No, we haven’t sold our house yet.
Amazing how many people ask us that. On an astonishingly regular basis. I’m getting to the point where I want to say, BELIEVE ME, I will announce it to the world when we get an offer! I really feel for those women whose family and friends ask “Are you pregnant, yet?” We know you love us, support us, want only the best for us. But really, you are not helping.
At some point you’re doing everything you can and you just have to wait.
Here we are: waiting.
Today we stopped by our real estate agent’s office though. Dropped in on her after lunch. She’s so fabulous that she doesn’t care.

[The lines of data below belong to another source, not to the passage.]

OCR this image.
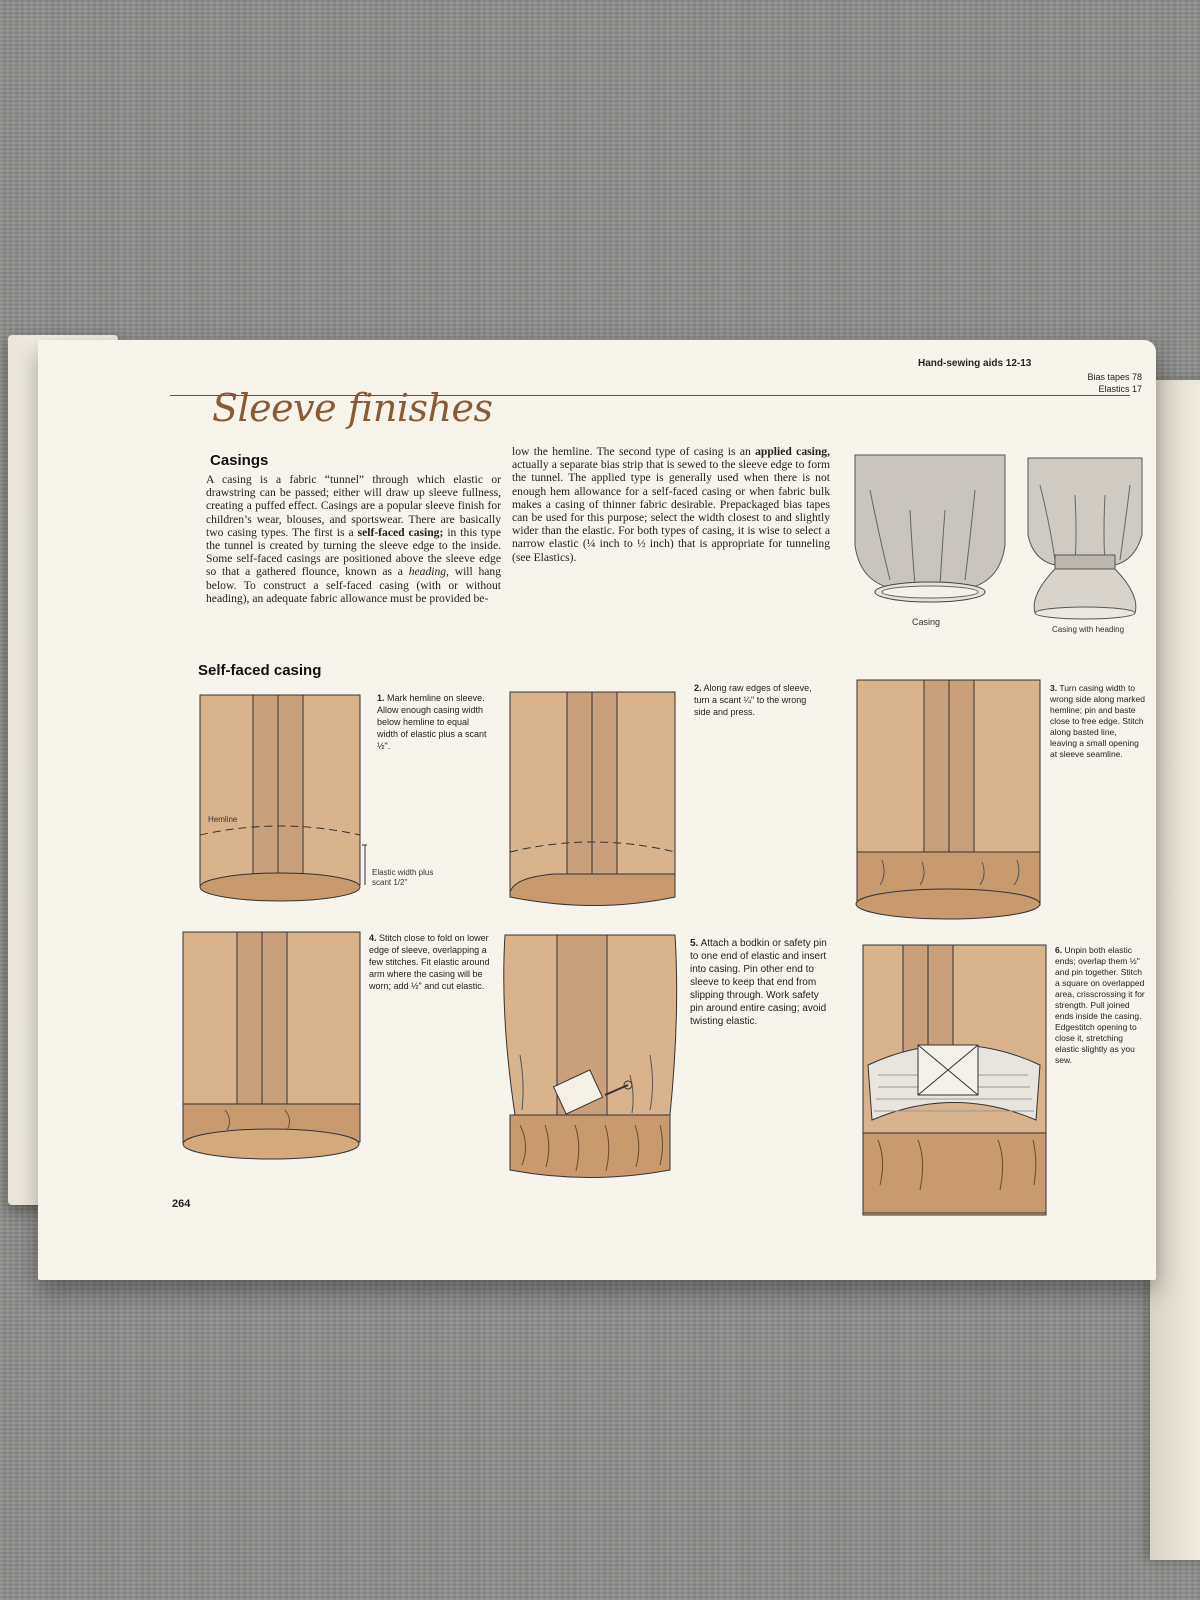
Hand-sewing aids 12-13
Bias tapes 78
Elastics 17
Sleeve finishes
Casings
A casing is a fabric “tunnel” through which elastic or drawstring can be passed; either will draw up sleeve fullness, creating a puffed effect. Casings are a popular sleeve finish for children’s wear, blouses, and sportswear. There are basically two casing types. The first is a self-faced casing; in this type the tunnel is created by turning the sleeve edge to the inside. Some self-faced casings are positioned above the sleeve edge so that a gathered flounce, known as a heading, will hang below. To construct a self-faced casing (with or without heading), an adequate fabric allowance must be provided be-
low the hemline. The second type of casing is an applied casing, actually a separate bias strip that is sewed to the sleeve edge to form the tunnel. The applied type is generally used when there is not enough hem allowance for a self-faced casing or when fabric bulk makes a casing of thinner fabric desirable. Prepackaged bias tapes can be used for this purpose; select the width closest to and slightly wider than the elastic. For both types of casing, it is wise to select a narrow elastic (¼ inch to ½ inch) that is appropriate for tunneling (see Elastics).
Casing
Casing with heading
Self-faced casing
Hemline
Elastic width plus scant 1/2"
1. Mark hemline on sleeve. Allow enough casing width below hemline to equal width of elastic plus a scant ½".
2. Along raw edges of sleeve, turn a scant ¼" to the wrong side and press.
3. Turn casing width to wrong side along marked hemline; pin and baste close to free edge. Stitch along basted line, leaving a small opening at sleeve seamline.
4. Stitch close to fold on lower edge of sleeve, overlapping a few stitches. Fit elastic around arm where the casing will be worn; add ½" and cut elastic.
5. Attach a bodkin or safety pin to one end of elastic and insert into casing. Pin other end to sleeve to keep that end from slipping through. Work safety pin around entire casing; avoid twisting elastic.
6. Unpin both elastic ends; overlap them ½" and pin together. Stitch a square on overlapped area, crisscrossing it for strength. Pull joined ends inside the casing. Edgestitch opening to close it, stretching elastic slightly as you sew.
264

She’s the best in town. I implicity trust in everything she’s doing.
“We just came to nag,” I tell her. “So you can tell us not to worry.”

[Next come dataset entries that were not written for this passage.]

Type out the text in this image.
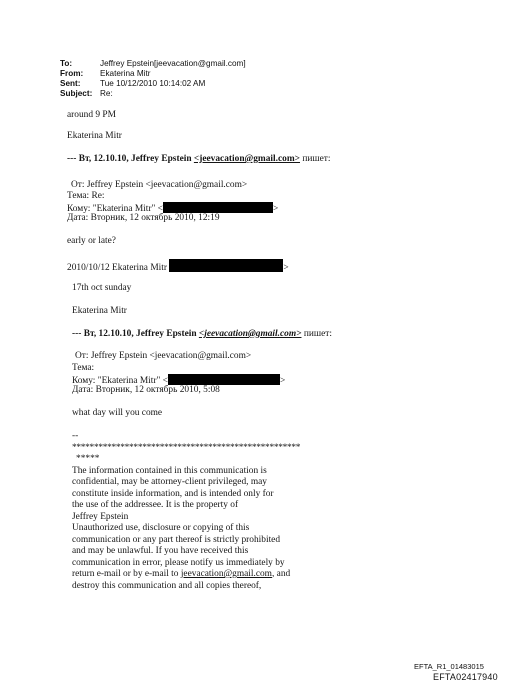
To:	Jeffrey Epstein[jeevacation@gmail.com]
From:	Ekaterina Mitr
Sent:	Tue 10/12/2010 10:14:02 AM
Subject: Re:
around 9 PM
Ekaterina Mitr
--- Вт, 12.10.10, Jeffrey Epstein <jeevacation@gmail.com> пишет:
От: Jeffrey Epstein <jeevacation@gmail.com>
Тема: Re:
Кому: "Ekaterina Mitr" <	>
Дата: Вторник, 12 октябрь 2010, 12:19
early or late?
2010/10/12 Ekaterina Mitr	>
17th oct sunday
Ekaterina Mitr
--- Вт, 12.10.10, Jeffrey Epstein <jeevacation@gmail.com> пишет:
От: Jeffrey Epstein <jeevacation@gmail.com>
Тема:
Кому: "Ekaterina Mitr" <	>
Дата: Вторник, 12 октябрь 2010, 5:08
what day will you come
--
****************************************************
*****
The information contained in this communication is
confidential, may be attorney-client privileged, may
constitute inside information, and is intended only for
the use of the addressee. It is the property of
Jeffrey Epstein
Unauthorized use, disclosure or copying of this
communication or any part thereof is strictly prohibited
and may be unlawful. If you have received this
communication in error, please notify us immediately by
return e-mail or by e-mail to jeevacation@gmail.com, and
destroy this communication and all copies thereof,
EFTA_R1_01483015
EFTA02417940
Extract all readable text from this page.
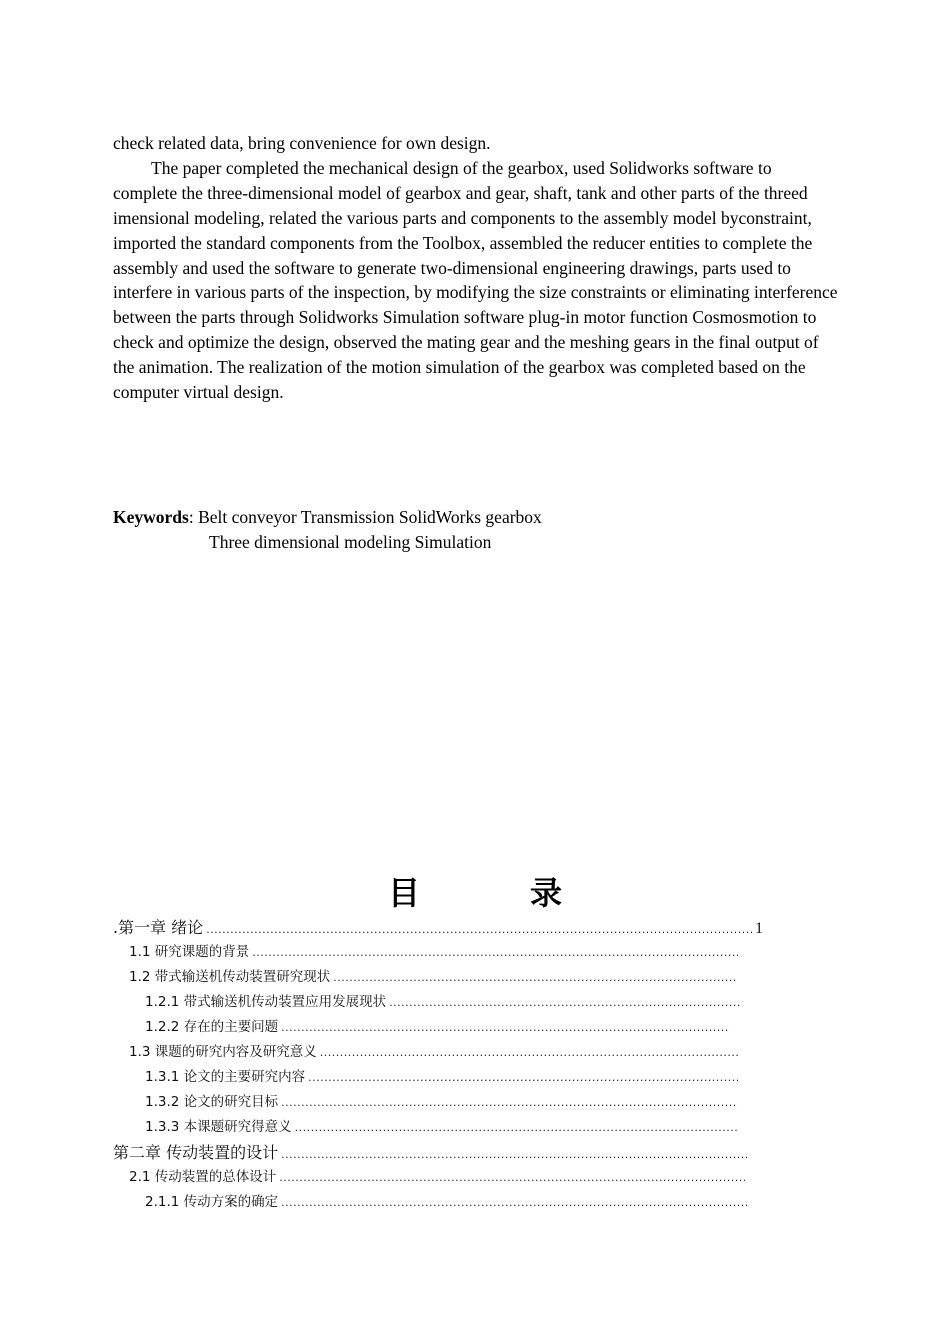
check related data, bring convenience for own design.

The paper completed the mechanical design of the gearbox, used Solidworks software to complete the three-dimensional model of gearbox and gear, shaft, tank and other parts of the threed imensional modeling, related the various parts and components to the assembly model byconstraint, imported the standard components from the Toolbox, assembled the reducer entities to complete the assembly and used the software to generate two-dimensional engineering drawings, parts used to interfere in various parts of the inspection, by modifying the size constraints or eliminating interference between the parts through Solidworks Simulation software plug-in motor function Cosmosmotion to check and optimize the design, observed the mating gear and the meshing gears in the final output of the animation. The realization of the motion simulation of the gearbox was completed based on the computer virtual design.

Keywords: Belt conveyor Transmission SolidWorks gearbox
Three dimensional modeling Simulation
目	录
.第一章 绪论 .....	1
1.1 研究课题的背景
.....
1.2 带式输送机传动装置研究现状
.....
1.2.1 带式输送机传动装置应用发展现状
.....
1.2.2 存在的主要问题
.....
1.3 课题的研究内容及研究意义
.....
1.3.1 论文的主要研究内容
.....
1.3.2 论文的研究目标
.....
1.3.3 本课题研究得意义
.....
第二章 传动装置的设计
.....
2.1 传动装置的总体设计
.....
2.1.1 传动方案的确定
.....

And Donna hesitates at this point. I’m sure she’s going to tell us to worry. That she’s lost confidence. Maybe stopping in to see her wasn’t such a good idea.
“I don’t want you to think this is freaky,” she says, and hesitates.
Okay, “freaky” isn’t “you’ll never sell your house in this market.” I’m betting she’s going to suggest we bury the St. Joseph upside down in the back yard and I’m opening my mouth to tell her we already did, if only to shut my mother up.
“But there is no reason your house isn’t selling,” she says. “The gardens are gorgeous right now. When we show the house, it just shines. Everything is perfect. You should have an offer by now.”
She takes a breath.
“What I want you to do is think about letting go.”
She goes on to tell us a few stories: the woman whose house wouldn’t sell in the hottest market ever, until her dog died and she confessed relief, because she’d been sure the dog would never survive the move; another woman whose completely updated house could not be sold and who emailed or called Donna every day telling her how no one would want it and it would never sell.
“I can’t explain it,” she says, “but I’ve seen it happen, over and over.”
Donna, freaky theory or no, is likely right on. When we first put the house on the market, I wrote a blog about how much I hated it. We have loved this house. Loved, loved, loved it. (Note my dutiful use of past tense.) We knew it was our ideal house the first time we saw it. We loved every minute of living here. We wouldn’t sell it, if we weren’t moving away.
But we ARE moving away. Away to Canada, to British Columbia, to Victoria. To a beautiful new house that we’ll love living in. It’s time to let this one go. It belongs to someone else now — we just don’t know who yet.
To prove it, this weekend we’ll start seriously packing. We’ll take our favorite stuff down off the walls and box it up. I’m depersonalizing. Withdrawing myself from the lathe and plaster, from the original wood trim and leaded glass. The reflecting pond we made, with its carefully balanace ecosystem, will delight someone else. I’m trading it all in for our new life. My pound of flesh. It’s a price I’m willing to pay, a sacrifice I’m willing to make.
My life lately is all about cutting, have you noticed? Not my forte at all.
But I’m getting good at it. Let it all go. What remains is the best part.